Tommaso si grattò la testa: − Come? Io sono il cattivo, ho spiato dove non dovevo.
Lei si frugò in tasca e gli porse un fazzoletto: − Doveva succedere. Mio padre voleva aprire il commercio con Quelli dell’Altra Finestra. E loro hanno accettato.
Lui la guardò basito: − Ne ho sentito parlare dal nonno. Ma non so dove sia.
Melissa fece una smorfia piena di amarezza: − C’è in tutte le case. Se hai aperto il pacco, la gente comincerà a vederla. E gli affari cominceranno.
Tommaso era perplesso: − Quali?
Melissa gli rivolse un sorriso di superiorità: − Schiavi. Ce li mandano Quelli dell’Altra Finestra.
Tommaso inorridì: Melissa gli era sempre apparsa elegante, beneducata, con la passione per le feste brillanti.
Quel lato maligno di lei lo sconvolse come una scheggia di vetro trovata in un bignè alla panna; indietreggiò e lei se ne accorse, abbassò lo sguardo, ridusse la voce a un sussurro: − Per me è stato un colpo, all’inizio, perché mi sono trovata senza il loro affetto e le loro regole. Ora, però, guardali lì −. Gli indicò la finestra del secondo piano e lui vide il padre in giacca e cravatta mentre circondava le spalle della moglie in tunica color mirtillo nella posa di chi sta per farsi fotografare a scopo pubblicitario.
La falsità della scena lo nauseò: − I tuoi genitori sono irriconoscibili.
Melissa rialzò la testa: − Certo, perché non sono più loro. C’è stato uno scambio da parte di Quelli dell’Altra Finestra.
Tommaso si sentì mancare la terra sotto i piedi quando a quella vista si aggiunse il ricordo della telefonata con il nonno: − Faranno finire così anche noi?
Melissa si guardò le unghie smaltate di rosa: − Tutt’altro. Noi serviamo loro per un nuovo ordine. Pare che si fidino più di noi che degli adulti −. Gli fece cenno di entrare: − Ecco, vieni a vedere la televisione.
Tommaso sentì dei passi alle sue spalle e sbirciò con la coda dell’occhio: la creatura grigia li stava seguendo; toccò Melissa sulla spalla: − Ehi, c’è un tizio grigio, sta per entrare.
Melissa alzò un sopracciglio: − Faccia pure. È il suo lavoro tenere d’occhio la camera da letto.
Tommaso si allarmò: − Là dentro c’è la finestra della quale mi hai parlato, vero?
Melissa gli fece cenno di entrare in soggiorno e lui si fermò all’entrata, con gli occhi fissi sulla creatura grigia che passò di fronte a Melissa senza neppure notarla e si mise a salire le scale con passi lenti.

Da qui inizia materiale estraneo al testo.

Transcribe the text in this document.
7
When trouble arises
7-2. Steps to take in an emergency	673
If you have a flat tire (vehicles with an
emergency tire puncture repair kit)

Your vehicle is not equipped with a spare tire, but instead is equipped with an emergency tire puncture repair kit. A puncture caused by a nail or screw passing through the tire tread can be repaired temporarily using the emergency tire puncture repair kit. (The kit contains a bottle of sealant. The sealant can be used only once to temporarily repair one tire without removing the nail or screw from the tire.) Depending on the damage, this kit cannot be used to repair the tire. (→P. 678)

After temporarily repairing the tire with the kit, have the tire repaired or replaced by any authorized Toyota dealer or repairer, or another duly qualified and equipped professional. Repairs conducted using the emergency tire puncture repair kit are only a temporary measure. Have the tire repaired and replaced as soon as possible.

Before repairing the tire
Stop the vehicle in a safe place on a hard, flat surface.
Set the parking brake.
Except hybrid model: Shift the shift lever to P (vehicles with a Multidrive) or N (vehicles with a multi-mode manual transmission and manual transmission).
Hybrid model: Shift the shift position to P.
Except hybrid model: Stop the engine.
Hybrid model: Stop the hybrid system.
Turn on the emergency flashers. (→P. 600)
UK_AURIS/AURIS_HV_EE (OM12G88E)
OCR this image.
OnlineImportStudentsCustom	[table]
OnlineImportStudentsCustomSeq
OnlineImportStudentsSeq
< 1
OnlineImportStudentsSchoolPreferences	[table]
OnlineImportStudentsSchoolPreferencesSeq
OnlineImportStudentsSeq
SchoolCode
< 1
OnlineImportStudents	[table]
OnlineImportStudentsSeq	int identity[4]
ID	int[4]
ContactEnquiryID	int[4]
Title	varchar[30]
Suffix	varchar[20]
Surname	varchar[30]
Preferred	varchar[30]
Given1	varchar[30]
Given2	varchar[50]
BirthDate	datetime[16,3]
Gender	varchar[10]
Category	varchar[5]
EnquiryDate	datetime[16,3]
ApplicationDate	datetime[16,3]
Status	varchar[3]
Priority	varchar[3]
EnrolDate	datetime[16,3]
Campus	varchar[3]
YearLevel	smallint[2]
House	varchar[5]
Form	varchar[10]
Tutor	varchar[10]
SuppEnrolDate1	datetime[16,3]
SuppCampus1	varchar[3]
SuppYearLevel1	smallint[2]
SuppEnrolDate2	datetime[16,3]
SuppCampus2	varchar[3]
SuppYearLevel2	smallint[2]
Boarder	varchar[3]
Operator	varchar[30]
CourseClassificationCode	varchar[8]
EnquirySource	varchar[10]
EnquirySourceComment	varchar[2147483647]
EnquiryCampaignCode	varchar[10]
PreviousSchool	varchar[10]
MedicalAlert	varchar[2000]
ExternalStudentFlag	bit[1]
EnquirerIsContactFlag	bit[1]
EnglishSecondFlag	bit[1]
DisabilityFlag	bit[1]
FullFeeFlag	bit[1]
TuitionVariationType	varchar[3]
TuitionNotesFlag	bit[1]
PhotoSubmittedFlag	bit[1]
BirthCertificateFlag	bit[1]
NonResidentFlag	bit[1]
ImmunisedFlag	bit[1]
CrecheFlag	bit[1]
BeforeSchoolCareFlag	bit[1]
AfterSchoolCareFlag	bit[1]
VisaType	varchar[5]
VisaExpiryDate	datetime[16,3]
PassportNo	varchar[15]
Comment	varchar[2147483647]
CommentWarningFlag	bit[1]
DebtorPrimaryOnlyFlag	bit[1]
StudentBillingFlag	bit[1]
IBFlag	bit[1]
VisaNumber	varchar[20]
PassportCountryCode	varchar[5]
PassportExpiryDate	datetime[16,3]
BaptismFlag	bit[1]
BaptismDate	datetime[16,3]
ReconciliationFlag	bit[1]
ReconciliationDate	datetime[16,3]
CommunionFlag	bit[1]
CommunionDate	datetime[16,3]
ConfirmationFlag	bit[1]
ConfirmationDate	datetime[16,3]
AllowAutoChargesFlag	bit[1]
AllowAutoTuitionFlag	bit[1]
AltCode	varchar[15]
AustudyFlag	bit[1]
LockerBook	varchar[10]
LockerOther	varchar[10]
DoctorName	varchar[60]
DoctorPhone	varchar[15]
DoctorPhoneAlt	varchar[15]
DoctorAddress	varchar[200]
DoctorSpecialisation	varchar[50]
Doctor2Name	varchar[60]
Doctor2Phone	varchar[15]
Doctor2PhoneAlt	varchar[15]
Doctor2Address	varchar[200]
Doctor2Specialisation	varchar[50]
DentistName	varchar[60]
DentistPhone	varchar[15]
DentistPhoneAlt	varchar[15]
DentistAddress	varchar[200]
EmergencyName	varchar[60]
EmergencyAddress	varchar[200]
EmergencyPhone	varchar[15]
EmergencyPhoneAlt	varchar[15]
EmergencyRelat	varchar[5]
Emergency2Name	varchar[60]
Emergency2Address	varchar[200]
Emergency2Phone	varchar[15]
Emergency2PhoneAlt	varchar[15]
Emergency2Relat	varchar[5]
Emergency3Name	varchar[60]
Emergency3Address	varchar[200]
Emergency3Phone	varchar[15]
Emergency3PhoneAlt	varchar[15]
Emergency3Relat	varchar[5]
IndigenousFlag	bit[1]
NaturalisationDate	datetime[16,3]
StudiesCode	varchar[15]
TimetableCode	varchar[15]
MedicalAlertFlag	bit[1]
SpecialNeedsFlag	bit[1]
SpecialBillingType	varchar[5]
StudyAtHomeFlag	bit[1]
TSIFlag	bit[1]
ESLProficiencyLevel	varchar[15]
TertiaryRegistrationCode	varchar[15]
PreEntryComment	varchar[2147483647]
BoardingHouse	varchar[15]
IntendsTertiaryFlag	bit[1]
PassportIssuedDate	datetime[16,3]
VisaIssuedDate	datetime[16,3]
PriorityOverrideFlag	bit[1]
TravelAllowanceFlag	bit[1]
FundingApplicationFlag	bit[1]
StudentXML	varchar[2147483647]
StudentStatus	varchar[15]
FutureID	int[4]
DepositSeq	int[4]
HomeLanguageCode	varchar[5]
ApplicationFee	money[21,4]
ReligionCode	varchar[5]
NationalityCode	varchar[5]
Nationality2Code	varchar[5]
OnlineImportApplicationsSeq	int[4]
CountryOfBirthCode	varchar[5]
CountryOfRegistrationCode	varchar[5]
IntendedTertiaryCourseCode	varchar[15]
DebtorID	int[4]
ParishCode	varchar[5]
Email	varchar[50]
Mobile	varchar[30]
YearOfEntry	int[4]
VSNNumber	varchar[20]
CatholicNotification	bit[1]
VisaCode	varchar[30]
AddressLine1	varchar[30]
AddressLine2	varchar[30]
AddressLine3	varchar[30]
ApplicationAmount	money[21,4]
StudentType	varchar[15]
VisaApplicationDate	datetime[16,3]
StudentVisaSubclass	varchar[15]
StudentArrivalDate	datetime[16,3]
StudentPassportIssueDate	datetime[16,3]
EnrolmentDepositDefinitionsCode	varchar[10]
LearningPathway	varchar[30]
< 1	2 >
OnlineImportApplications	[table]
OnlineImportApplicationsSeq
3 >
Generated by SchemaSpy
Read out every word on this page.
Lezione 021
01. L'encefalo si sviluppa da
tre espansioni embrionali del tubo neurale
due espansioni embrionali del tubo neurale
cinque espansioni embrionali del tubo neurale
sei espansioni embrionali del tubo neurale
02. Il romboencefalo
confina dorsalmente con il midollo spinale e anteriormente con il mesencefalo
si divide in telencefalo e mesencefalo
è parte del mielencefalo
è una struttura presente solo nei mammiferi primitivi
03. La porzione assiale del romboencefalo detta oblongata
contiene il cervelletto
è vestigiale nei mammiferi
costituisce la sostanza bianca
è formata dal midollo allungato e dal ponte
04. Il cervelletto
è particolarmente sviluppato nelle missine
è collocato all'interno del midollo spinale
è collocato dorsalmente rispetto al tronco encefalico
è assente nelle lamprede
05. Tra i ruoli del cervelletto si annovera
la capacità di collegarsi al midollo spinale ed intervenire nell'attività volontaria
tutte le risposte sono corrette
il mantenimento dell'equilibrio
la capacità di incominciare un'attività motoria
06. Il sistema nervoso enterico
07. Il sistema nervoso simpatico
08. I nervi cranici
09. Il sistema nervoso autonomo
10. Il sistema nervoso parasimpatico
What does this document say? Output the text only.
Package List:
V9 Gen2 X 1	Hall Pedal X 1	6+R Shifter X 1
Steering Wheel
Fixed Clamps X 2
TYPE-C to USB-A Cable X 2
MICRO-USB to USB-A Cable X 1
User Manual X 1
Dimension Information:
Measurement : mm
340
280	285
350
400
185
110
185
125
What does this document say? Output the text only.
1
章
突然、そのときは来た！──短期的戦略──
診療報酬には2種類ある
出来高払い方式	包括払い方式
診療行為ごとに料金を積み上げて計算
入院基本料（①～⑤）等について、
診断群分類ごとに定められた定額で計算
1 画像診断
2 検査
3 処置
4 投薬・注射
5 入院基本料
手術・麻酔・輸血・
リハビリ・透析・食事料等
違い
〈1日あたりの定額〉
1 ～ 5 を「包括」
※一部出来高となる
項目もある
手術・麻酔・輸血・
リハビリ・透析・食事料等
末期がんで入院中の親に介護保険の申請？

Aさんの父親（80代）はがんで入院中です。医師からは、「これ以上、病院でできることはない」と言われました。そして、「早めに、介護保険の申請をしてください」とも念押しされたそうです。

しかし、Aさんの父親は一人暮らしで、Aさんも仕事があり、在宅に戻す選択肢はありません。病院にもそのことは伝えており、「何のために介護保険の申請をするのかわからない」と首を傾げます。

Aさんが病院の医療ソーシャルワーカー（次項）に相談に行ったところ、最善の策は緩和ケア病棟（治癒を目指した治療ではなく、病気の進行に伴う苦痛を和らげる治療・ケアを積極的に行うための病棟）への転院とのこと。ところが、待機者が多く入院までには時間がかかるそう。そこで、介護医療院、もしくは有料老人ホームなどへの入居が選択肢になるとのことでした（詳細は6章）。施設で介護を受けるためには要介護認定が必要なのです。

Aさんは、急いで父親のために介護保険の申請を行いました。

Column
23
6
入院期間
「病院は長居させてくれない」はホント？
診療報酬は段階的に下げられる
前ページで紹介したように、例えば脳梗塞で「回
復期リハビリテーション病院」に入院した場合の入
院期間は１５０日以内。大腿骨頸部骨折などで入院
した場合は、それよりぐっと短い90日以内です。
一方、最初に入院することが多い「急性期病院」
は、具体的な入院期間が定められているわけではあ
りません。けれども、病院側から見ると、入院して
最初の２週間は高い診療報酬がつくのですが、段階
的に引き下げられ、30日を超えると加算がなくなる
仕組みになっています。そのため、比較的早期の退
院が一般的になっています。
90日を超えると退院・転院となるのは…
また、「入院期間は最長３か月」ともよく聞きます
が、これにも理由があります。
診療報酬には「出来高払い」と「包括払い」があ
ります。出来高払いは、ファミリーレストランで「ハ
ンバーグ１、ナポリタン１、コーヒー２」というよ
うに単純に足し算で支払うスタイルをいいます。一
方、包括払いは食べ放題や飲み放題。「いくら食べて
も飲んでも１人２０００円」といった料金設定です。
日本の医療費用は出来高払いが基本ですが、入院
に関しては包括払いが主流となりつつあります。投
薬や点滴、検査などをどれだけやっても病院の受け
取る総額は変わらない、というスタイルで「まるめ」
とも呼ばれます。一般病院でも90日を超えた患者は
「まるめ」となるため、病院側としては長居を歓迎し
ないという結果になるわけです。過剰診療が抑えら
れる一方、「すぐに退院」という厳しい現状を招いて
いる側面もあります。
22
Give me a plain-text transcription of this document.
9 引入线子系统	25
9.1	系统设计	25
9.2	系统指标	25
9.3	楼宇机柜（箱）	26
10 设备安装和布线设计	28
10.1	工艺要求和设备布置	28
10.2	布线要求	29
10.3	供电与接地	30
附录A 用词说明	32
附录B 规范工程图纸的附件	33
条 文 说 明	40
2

Tommaso si slanciò verso Melissa: − Dobbiamo fermare quella cosa, prima che faccia altri danni.
Melissa ridacchiò: − E come? Dicendo a lui e agli altri di andarsene con un giro di telefonate?
A sentirla parlare del cellulare, a Tommaso venne un’idea, ma la ricacciò subito in un angolo della mente: poteva funzionare, a patto di essere veloci e avere sangue freddo.
Melissa equivocò le smorfie di lui: − Capisco che tu non mi creda. Per questo voglio che guardi la televisione.
Tommaso si sedette in poltrona: − Facciamolo pure.
Melissa prese il telecomando, premette il pulsante e sullo schermo comparve un loro coetaneo nelle vesti di Presidente neoeletto fra una folla di ministri di poco più giovani di lui, rivolse uno sguardo serio a Tommaso e si mise a cambiare canale di continuo.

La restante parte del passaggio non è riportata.